険しい表情で「現状を受け入れるしかない」と話す月野主将

 バスケットボール男子のBリーグは27日、新型コロナウイルスの感染拡大を受け、今季の残りのレギュラーシーズンや年間王者を決めるチャンピオンシップ、1部(B1)と2部(B2)の入れ替え戦など、残り全試合を中止すると発表した。今季優勝チームはなく、各地区の順位が確定した。
 B1からB2への降格はない。B2からは4月に行われる審査を経て、B1クラブライセンスが交付されれば、勝率上位の2チームが昇格する。仙台は勝率で3位にとどまった。来季の2020〜21年シーズンはB1は20チーム、B2は16チームで争う。
 ウェブ上で記者会見した大河正明チェアマンは「情勢は日に日に悪くなっている。

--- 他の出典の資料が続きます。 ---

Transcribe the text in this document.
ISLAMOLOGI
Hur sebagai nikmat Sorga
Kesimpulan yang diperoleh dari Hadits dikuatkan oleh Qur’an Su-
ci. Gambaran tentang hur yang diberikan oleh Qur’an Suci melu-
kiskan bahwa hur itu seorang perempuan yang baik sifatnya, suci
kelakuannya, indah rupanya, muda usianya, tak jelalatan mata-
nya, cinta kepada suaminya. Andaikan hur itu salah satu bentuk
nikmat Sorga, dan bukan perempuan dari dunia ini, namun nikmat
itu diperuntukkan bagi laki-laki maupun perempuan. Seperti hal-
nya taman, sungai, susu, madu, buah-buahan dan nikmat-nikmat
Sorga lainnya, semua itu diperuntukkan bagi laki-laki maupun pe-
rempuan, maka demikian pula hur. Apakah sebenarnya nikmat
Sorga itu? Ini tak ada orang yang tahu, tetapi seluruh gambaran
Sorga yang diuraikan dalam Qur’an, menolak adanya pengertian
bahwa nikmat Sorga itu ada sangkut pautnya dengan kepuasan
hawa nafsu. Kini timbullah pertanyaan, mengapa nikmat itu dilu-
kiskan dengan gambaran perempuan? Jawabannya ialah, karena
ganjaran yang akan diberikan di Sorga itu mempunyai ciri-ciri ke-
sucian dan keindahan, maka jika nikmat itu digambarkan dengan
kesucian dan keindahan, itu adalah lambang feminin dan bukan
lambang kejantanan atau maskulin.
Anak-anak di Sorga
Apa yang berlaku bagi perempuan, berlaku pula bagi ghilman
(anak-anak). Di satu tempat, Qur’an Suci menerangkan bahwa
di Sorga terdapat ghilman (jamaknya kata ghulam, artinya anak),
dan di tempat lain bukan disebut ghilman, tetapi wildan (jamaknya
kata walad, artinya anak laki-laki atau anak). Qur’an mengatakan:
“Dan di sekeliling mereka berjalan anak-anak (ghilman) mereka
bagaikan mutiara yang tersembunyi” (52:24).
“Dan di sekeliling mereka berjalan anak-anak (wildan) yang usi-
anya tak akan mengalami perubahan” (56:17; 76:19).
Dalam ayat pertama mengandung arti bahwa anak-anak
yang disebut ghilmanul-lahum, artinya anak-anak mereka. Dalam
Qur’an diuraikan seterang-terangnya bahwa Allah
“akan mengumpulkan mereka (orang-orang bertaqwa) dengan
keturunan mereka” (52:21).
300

選手やコーチ、クラブ関係者の心身の健康を最優先した」と説明した。
 Bリーグは新型コロナ感染拡大の影響でリーグ戦を2月末から約2週間中断。14日に無観客で再開したが選手らの発熱で20日から再度中断し、4月4日の再開を目指していた。仙台はレギュラーシーズンで60試合を予定したが、47試合を戦って終えた。

◎選手や球団幹部、落胆の色隠せず

 B2仙台はリーグ全体で3位が確定し、今季昇格の可能性が極めて厳しくなった。突然の終戦に、選手や球団幹部は落胆の色を隠せなかった。
 シーズン打ち切りの決定を受け、仙台市内で記者会見した月野雅人主将は「試合を続けられれば昇格するチャンスは大いにあった。すごく悔しい」と語った。同席した球団の渡辺太郎社長は「全試合中止は想定外。チームの目標が無くなってしまった」と肩を落とした。
 B2仙台は昨季経営陣が変わった。B1で実績のある桶谷大監督を招き、B1昇格へ向け再出発した。昨季はリーグ全体6位に終わったが、今季は現在35勝12敗で東地区首位。昇格の懸かるプレーオフ(PO)進出を決めていた。
 昇格の権利は勝率上位の信州と広島が持つ。1位の信州はB1クラブライセンス交付条件となる3億円の売り上げを満たせない見通しだが、シーズン打ち切りを考慮して条件が緩和される公算が大きい。
 仙台はシーズン再開に備え、この日も午前中に練習していた。桶谷監督は「プロは結果しか残らない世界。自力で昇格を確定させられなかったことを受け入れないといけない」と話した。